As I said, this was a difficult mandala to draw. I knew almost from the beginning all the elements I would include; even while I was drawing them, however, there were times I could only work on it for a few minutes before I just had to put it down, because it was so uncomfortable to think about.

I'm glad I did it, though. Not only did I learn a lot about myself and about mandala making - I find it a very comforting piece to contemplate, now that it's done. It doesn't look as nice on the screen to me as it does IRL, but maybe that's because my screen stretches it out of proportion.

This morning I went to church with my mother-in-law. When she comes to visit us, she likes to attend the Presbyterian church not too far from our house, and I've been there a couple of times with her. It's a lovely building, and I enjoy their services. I have been to enough services over the years that I am familiar with a fair number of hymns as well as the prayers that are part of the standard liturgy; it feels comfortable. After a tough couple of weeks, I was looking forward to some time for contemplation.

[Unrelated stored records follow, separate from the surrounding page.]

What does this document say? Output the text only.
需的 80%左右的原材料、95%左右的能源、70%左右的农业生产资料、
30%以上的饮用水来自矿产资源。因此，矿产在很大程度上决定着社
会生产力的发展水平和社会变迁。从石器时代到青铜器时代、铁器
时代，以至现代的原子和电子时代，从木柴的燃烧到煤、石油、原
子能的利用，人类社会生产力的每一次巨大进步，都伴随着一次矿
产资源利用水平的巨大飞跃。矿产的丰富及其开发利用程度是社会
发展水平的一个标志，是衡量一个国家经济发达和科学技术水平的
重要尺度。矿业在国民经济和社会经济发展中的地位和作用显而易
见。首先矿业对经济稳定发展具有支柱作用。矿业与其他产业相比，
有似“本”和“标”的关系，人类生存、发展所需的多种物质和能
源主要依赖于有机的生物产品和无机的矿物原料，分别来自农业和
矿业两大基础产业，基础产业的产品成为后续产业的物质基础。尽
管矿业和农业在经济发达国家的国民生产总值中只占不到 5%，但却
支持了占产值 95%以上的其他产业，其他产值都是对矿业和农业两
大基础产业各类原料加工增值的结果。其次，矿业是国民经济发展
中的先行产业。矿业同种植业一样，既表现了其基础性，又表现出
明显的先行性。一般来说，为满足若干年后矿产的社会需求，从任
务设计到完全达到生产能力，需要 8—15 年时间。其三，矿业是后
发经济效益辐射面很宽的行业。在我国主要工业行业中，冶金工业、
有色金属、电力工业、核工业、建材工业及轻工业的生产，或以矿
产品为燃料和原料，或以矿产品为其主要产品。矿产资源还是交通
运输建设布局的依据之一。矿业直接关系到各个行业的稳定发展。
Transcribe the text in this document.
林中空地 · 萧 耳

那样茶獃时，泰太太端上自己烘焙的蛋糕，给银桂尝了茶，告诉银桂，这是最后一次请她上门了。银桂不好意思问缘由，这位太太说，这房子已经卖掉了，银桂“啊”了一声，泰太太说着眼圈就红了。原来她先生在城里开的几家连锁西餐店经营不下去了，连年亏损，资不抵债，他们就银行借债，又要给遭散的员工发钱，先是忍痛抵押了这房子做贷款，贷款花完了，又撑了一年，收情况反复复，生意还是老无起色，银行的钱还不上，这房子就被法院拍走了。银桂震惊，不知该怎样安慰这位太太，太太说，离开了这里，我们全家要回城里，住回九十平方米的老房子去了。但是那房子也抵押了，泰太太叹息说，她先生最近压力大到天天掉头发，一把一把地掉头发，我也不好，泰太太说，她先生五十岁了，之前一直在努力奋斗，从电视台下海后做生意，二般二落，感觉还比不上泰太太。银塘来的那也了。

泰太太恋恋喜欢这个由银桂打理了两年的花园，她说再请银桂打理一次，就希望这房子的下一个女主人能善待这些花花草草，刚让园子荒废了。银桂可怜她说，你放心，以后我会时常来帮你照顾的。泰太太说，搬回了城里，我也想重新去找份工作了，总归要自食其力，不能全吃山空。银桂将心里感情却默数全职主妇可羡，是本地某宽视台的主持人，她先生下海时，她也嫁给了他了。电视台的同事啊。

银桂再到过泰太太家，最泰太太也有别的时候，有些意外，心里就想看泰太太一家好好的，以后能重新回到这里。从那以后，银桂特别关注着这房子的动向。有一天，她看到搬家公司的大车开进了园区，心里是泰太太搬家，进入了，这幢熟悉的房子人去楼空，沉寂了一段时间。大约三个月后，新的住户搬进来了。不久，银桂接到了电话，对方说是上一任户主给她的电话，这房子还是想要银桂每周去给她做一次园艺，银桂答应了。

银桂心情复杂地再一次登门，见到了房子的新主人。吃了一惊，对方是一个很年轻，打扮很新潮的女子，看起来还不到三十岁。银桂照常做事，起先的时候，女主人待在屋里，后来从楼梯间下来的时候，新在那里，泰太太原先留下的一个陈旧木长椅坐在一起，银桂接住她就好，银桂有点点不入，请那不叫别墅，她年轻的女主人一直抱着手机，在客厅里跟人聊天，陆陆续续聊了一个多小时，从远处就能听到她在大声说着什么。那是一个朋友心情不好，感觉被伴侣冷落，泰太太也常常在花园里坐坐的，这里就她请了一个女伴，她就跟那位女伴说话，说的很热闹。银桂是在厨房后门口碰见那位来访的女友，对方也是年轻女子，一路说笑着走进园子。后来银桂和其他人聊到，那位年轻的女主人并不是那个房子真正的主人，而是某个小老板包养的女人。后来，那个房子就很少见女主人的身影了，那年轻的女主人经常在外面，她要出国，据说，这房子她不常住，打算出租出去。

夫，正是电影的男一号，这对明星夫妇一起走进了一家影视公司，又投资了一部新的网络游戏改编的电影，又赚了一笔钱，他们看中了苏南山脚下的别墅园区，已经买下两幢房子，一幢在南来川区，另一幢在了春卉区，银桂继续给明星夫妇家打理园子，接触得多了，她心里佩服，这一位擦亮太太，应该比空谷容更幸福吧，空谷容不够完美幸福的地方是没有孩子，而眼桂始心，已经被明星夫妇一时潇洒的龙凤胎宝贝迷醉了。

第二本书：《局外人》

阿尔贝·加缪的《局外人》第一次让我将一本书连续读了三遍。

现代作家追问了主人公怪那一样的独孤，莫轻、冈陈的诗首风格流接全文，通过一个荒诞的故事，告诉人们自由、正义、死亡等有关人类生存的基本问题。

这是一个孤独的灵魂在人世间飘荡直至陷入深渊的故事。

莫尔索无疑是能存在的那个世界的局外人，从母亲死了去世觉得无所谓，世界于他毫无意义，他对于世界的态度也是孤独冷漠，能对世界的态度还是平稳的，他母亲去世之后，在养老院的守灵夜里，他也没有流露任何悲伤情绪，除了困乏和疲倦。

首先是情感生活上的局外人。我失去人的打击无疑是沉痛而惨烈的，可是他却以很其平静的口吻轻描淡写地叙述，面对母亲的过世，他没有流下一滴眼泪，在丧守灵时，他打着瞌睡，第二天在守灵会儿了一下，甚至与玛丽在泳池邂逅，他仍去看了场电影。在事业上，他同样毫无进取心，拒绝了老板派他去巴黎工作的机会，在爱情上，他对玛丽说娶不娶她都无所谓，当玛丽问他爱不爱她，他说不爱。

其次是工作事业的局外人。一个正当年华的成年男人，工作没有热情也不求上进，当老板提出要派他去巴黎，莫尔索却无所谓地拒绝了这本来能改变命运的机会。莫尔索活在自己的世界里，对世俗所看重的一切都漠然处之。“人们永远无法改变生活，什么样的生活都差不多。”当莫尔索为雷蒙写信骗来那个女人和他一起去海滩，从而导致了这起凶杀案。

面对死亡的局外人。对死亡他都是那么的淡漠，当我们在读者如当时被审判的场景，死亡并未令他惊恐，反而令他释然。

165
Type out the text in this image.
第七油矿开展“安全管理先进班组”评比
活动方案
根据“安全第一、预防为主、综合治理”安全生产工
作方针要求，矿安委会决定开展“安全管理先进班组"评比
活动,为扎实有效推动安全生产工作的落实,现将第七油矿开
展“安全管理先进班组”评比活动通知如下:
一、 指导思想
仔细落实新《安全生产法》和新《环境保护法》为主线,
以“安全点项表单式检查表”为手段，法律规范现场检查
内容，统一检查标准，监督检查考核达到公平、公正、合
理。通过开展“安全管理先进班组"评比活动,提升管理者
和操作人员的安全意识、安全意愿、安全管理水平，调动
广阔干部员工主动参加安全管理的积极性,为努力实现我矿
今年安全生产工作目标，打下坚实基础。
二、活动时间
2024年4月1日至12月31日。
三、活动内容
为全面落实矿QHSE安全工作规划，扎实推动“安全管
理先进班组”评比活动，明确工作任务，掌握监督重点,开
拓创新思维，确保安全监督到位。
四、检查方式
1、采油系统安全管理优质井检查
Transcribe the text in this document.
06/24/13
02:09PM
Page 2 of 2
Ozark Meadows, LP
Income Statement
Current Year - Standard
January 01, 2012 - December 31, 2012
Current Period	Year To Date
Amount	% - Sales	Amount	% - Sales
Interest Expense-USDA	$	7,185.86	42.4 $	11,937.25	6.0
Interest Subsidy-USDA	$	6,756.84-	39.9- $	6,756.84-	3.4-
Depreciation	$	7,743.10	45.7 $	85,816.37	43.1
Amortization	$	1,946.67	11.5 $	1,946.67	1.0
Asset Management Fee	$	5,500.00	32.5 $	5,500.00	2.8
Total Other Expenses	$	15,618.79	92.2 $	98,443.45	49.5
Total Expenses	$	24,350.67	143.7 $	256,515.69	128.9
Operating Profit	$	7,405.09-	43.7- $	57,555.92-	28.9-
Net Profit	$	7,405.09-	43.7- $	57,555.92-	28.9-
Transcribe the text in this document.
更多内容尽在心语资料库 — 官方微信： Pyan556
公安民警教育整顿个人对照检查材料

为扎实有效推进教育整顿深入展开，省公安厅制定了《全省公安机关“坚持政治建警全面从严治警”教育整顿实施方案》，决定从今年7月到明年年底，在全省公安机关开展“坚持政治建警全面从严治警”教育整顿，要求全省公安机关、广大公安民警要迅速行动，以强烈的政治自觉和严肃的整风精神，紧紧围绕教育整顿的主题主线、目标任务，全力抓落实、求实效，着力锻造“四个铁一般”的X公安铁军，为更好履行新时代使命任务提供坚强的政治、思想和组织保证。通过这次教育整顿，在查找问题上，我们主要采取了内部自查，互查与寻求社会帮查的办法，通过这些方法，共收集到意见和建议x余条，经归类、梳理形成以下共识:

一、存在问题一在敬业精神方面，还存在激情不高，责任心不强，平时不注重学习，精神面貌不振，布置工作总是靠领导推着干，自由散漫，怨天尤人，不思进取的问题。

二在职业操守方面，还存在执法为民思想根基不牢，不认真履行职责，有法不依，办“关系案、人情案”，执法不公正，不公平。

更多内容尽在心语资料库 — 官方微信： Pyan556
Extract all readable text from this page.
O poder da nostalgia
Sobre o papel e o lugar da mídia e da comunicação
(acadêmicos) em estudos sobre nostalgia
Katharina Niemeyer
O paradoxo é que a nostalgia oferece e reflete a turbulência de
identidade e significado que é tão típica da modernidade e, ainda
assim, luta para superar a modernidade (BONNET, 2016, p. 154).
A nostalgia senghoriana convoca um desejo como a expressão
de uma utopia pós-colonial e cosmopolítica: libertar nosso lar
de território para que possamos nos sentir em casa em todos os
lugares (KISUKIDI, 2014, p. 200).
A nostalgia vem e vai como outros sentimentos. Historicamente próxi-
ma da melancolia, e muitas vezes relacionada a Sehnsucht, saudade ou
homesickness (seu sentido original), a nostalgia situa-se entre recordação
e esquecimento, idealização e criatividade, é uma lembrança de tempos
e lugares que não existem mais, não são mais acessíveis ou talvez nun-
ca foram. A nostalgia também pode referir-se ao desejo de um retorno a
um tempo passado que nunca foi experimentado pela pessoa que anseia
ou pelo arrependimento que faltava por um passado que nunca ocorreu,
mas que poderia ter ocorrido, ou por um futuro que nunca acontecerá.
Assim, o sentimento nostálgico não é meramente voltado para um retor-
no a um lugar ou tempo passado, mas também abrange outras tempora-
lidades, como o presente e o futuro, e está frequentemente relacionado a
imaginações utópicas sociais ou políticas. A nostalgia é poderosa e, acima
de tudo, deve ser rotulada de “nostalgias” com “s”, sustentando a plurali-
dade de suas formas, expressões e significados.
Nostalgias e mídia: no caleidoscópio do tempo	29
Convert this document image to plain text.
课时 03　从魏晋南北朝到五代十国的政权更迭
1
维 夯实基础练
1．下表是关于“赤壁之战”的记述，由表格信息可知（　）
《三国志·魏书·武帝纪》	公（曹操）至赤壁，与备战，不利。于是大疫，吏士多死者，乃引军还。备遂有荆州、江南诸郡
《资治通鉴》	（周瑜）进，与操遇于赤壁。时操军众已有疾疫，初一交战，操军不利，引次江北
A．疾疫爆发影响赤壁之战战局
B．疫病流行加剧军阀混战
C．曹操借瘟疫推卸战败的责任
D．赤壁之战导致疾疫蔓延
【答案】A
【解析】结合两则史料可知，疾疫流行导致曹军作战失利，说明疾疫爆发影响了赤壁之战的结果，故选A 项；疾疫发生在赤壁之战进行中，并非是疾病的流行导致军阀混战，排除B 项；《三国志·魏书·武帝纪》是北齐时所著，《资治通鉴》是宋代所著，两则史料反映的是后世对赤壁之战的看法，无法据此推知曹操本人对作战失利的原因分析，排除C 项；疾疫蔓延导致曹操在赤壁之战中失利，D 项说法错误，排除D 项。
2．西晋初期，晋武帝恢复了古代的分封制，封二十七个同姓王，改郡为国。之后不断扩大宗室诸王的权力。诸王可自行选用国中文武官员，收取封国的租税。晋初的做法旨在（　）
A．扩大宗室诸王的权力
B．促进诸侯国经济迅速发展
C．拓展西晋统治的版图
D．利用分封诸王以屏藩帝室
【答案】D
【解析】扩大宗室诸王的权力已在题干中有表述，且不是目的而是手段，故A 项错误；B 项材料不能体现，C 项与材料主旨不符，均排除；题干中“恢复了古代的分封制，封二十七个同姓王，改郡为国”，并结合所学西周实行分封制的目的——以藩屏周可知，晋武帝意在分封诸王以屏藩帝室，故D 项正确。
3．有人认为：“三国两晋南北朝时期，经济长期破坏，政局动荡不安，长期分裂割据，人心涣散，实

What a nice surprise we had when we walked in & discovered a brass quintet and 50-voice choir! And they were
good. Early on in the service, I decided that at least twice a month for the next few months I will visit a place of worship - various religions. Not to look for a permanent one; just as a way to stimulate a part of me that hasn't gotten enough stimulation lately.

Anyway, when we got home & had fed lunch to everyone, I sat down to create the next-to-last mandala of this lesson: a mandala that is a prayer. It is mostly in gel pen, with some cut paper (I really need to find a pair of slender scissors and the right kind of glue, as cutting out and gluing on those slivers of paper was very awkward - any suggestions on glue, in particular, would be welcome!).

I call this simply "Prayer." The symbol in the center is "Aum" or "Om." It is surrounded by a design I saw yesterday at the King Tut exhibit in Philadelphia (I would have spent even more than two hours there, had there not been people waiting for me - it was a beautiful and moving exhibit). The design was on a little chair that had been Tutankhamen's when he was a child, and was then placed in his tomb after his death. I copied it into a small notebook yesterday with the intention of putting it into this mandala.

The rest of the mandala - is a prayer. It took me several hours today, as people moved around me, asking me questions about it, talking over me and sometimes to me. I find I do most of the meditative work before I start to draw - sometimes for days beforehand, thinking about what I want the mandala to "say." And then it comes out as my hands work.

Only one more mandala in this lesson is left - the hardest one. I would really like to tackle it this week . . . .

~Namaste



1 comment:

Anonymous said...

These are so beautiful!!!! I wish I could see them close up, but the files - or something - are so big they take forever to load and I can't view the whole thing at once. Can you do anything about that?

You seem to be relaxing into the process, even as it is hard to get through. I really like the transition one, with the seeds of uncertainty - I know the feeling! Thanks again for sharing, and tell N I love her pizza. The world is one big mandala, isn't it?